The reasons for the resurgence of malaria are complex. Throughout the '50s and early '60s, the governments of South Asia armed themselves with the newly developed miracle weapon DDT, and waged all-out war on the mosquitoes that carry malaria, spraying ponds, swamps and other breeding areas, and even sending health teams into homes to track down the insects. For a while, the campaign to combat malaria was spectacularly successful. "If you just wrote DDT on the wall, mosquitoes used to die," says Dr. M.I.D. Sharma, commissioner of India's rural health services. The disease that once made vast stretches of the Himalayan foothills practically uninhabitable almost disappeared from many communities. Formerly infested areas were opened to development, and governments began to phase out the spraying programs, diverting resources to seemingly more pressing health problems. "We became complacent," acknowledges Indian Health Minister Karan Singh. "We thought we had it licked."

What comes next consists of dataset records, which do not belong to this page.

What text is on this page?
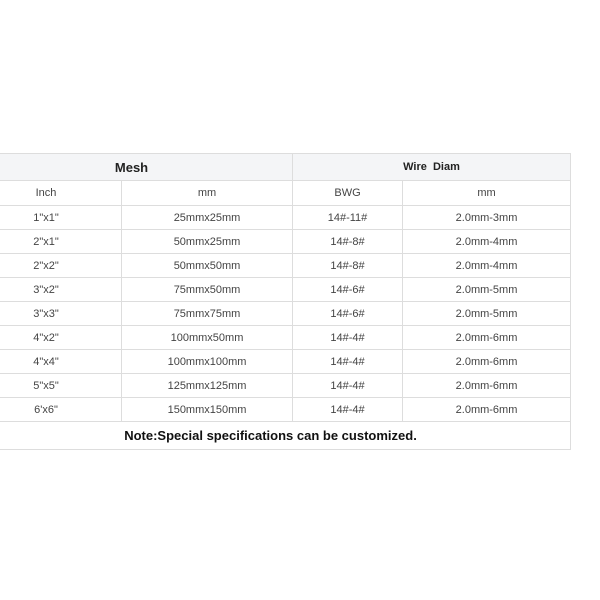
Mesh		Wire  Diam	
Inch	mm	BWG	mm
1"x1"	25mmx25mm	14#-11#	2.0mm-3mm
2"x1"	50mmx25mm	14#-8#	2.0mm-4mm
2"x2"	50mmx50mm	14#-8#	2.0mm-4mm
3"x2"	75mmx50mm	14#-6#	2.0mm-5mm
3"x3"	75mmx75mm	14#-6#	2.0mm-5mm
4"x2"	100mmx50mm	14#-4#	2.0mm-6mm
4"x4"	100mmx100mm	14#-4#	2.0mm-6mm
5"x5"	125mmx125mm	14#-4#	2.0mm-6mm
6'x6"	150mmx150mm	14#-4#	2.0mm-6mm
Note:Special specifications can be customized.			
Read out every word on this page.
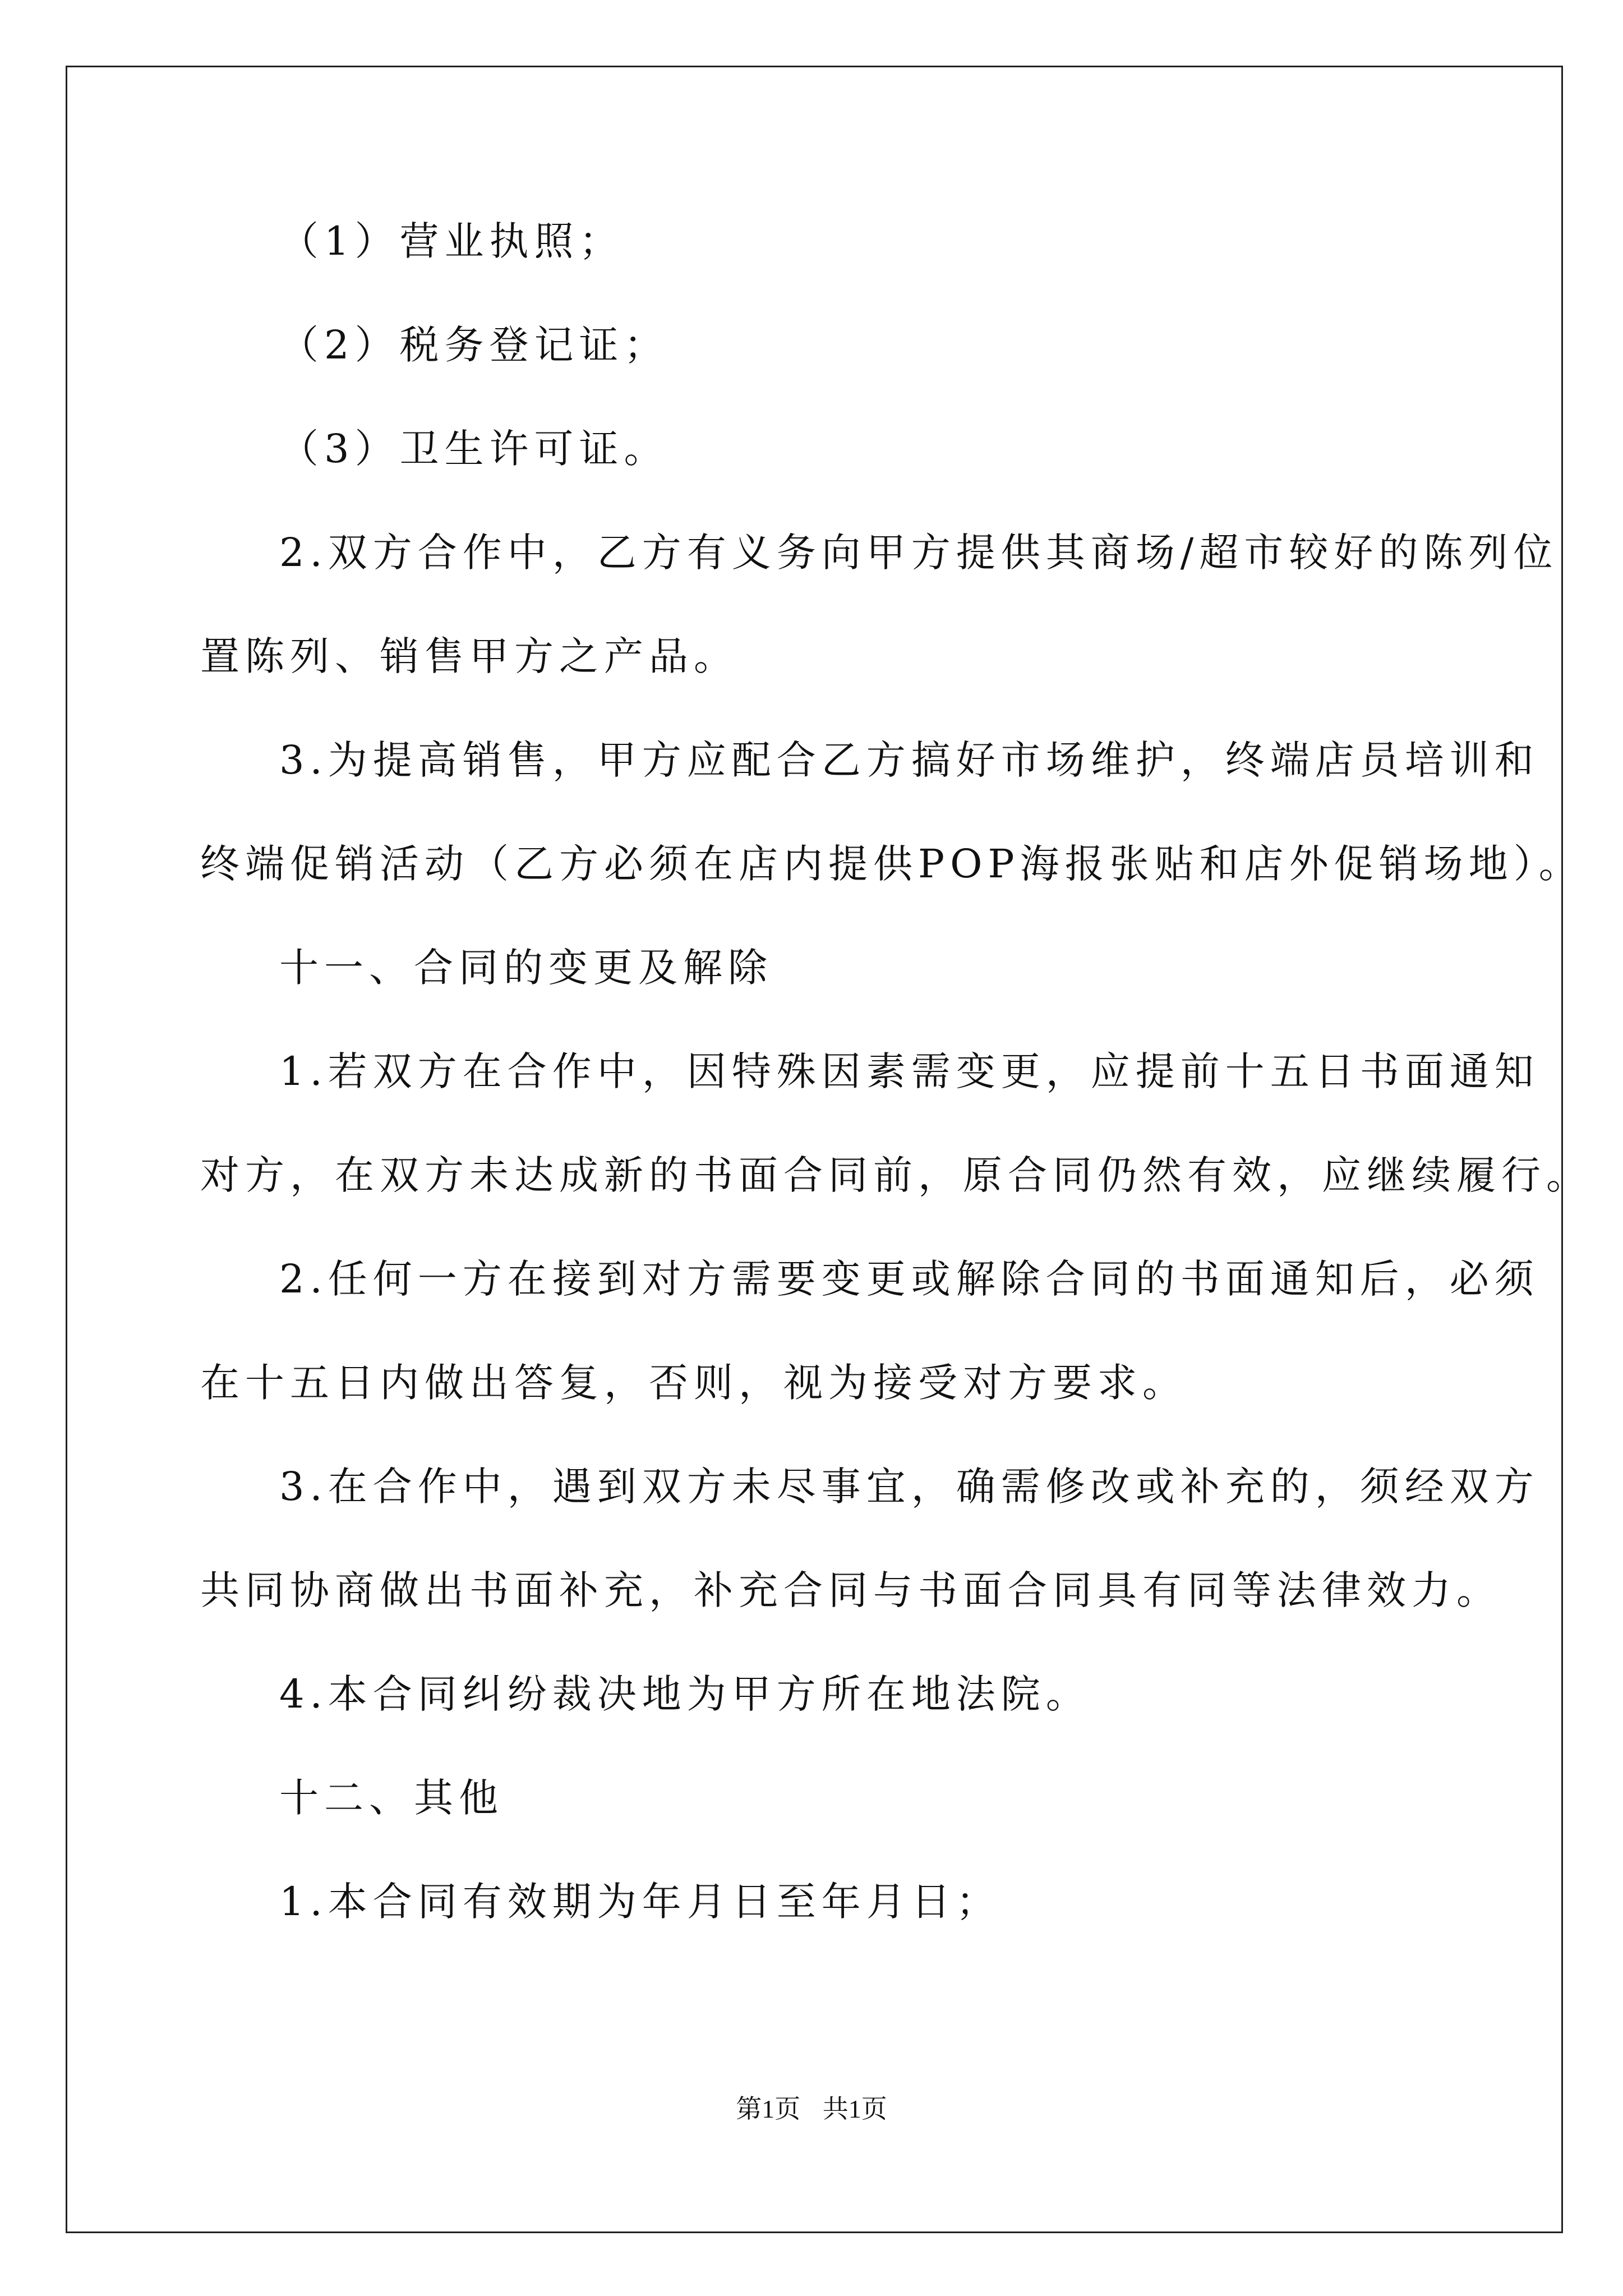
（1）营业执照；
（2）税务登记证；
（3）卫生许可证。
2.双方合作中，乙方有义务向甲方提供其商场/超市较好的陈列位
置陈列、销售甲方之产品。
3.为提高销售，甲方应配合乙方搞好市场维护，终端店员培训和
终端促销活动（乙方必须在店内提供POP海报张贴和店外促销场地）。
十一、合同的变更及解除
1.若双方在合作中，因特殊因素需变更，应提前十五日书面通知
对方，在双方未达成新的书面合同前，原合同仍然有效，应继续履行。
2.任何一方在接到对方需要变更或解除合同的书面通知后，必须
在十五日内做出答复，否则，视为接受对方要求。
3.在合作中，遇到双方未尽事宜，确需修改或补充的，须经双方
共同协商做出书面补充，补充合同与书面合同具有同等法律效力。
4.本合同纠纷裁决地为甲方所在地法院。
十二、其他
1.本合同有效期为年月日至年月日；
第1页 共1页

That complacency proved costly. The spraying slowdown allowed the mosquitoes to thrive and multiply again. Quinine, used to treat malaria, is in short supply in some areas; India has not encouraged cultivation of the Cinchona trees from whose bark the drug is obtained (the malaria parasite is showing a rising resistance to the drug chloroquine, a synthetic substitute for quinine). Furthermore, rising petroleum prices have sent the costs of insecticides soaring, placing another burden on the shaky economics of the region. DDT, which cost India about $500 per ton in 1974, now costs $1,500.

Modest Goal. The governments of South Asia have responded with a host of emergency programs. Pakistani officials are importing $35 million worth of insecticides and spraying equipment from the U.S. Authorities in Sri Lanka are trying to crack down on illegal gem miners, who contribute to the malaria problem by digging pits which then fill with water in which mosquitoes breed.

None of the afflicted countries expect to eradicate the disease; it is just too well entrenched to be defeated by current control methods. "We will be satisfied with containment," says India's Singh. His modest goal: to bring the malaria incidence in his country down to 500 per million, or about 300,000 cases, by 1984.